Australian numbers are only meaningful if you compare what choices people have made from the choices *available* to them. As Telstra continues with their TopHat program (adding ADSL2 ports to existing RIMs), we should see greater wired take-up again...until the ports are exhausted.
Note that there's no point asking Telstra as their don't keep a count of how many people are waiting on a wired port to come free. They have a national demand register and they claim to have a 'waiting list' for ports. The waiting list does not exist and the demand register is rarely used.
Given that Telstra's main infrastructure spend has been on 4G networks, it's entirely self-serving for them to claim that people don't want wired Internet.

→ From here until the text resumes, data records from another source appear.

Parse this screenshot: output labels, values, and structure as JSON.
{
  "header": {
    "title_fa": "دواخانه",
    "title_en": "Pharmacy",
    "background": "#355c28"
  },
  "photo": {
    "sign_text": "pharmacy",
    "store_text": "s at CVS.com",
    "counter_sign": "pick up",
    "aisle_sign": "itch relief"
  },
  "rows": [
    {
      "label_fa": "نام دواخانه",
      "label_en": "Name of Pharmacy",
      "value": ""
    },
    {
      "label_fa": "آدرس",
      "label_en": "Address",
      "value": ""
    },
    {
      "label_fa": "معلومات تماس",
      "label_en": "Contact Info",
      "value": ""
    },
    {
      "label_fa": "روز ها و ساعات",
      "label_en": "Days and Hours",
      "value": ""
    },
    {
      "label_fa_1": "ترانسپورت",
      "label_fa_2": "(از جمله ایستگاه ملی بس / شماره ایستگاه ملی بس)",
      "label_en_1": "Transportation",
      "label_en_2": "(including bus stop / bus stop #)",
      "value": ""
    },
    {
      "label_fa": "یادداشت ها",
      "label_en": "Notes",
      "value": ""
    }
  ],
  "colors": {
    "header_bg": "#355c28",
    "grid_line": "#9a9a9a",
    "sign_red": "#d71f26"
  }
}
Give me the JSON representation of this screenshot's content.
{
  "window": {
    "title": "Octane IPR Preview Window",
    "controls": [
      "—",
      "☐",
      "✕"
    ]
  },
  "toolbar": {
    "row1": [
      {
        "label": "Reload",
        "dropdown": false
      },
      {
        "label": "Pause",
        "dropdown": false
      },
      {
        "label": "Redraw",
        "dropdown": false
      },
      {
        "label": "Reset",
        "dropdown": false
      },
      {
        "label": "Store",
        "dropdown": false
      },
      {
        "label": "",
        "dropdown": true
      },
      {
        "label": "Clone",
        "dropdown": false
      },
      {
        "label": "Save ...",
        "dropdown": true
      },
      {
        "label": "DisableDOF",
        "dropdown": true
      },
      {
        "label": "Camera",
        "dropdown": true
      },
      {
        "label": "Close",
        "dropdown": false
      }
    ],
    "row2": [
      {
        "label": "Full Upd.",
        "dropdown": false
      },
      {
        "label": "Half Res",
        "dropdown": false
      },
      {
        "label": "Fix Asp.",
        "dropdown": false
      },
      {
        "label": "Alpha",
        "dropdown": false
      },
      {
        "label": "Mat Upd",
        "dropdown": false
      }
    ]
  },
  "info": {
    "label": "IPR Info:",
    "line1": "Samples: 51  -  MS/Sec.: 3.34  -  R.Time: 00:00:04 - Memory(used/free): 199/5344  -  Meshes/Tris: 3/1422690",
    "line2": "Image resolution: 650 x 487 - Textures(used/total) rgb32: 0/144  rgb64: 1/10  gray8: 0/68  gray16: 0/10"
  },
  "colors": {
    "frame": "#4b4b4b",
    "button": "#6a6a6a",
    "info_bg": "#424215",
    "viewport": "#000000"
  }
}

People want it, they just can't get it.
ADSL uptake is slow because there are no ports
As always, thanks for the fact-based coverage of network issues here in Aus.
Regarding "mobile broadband accounted for 90 percent of new connections added in Australia between June 2011 and December 2011"
Hardly a surprise when in so many areas it is impossible to buy an ADSL connection. There has been a chronic scarcity of ADSL ports throughout Australia for years. In my area, your only chance of getting ADSL is to wait for someone to move or die. Telstra is now rolling out "top hats" to add more ports to existing RIMs but the program is moving slowly and will only cover a fraction of the areas that lack ports.
So, it's not too impressive that wireless broadband uptake has been so high when the alternative is dialup, not ADSL.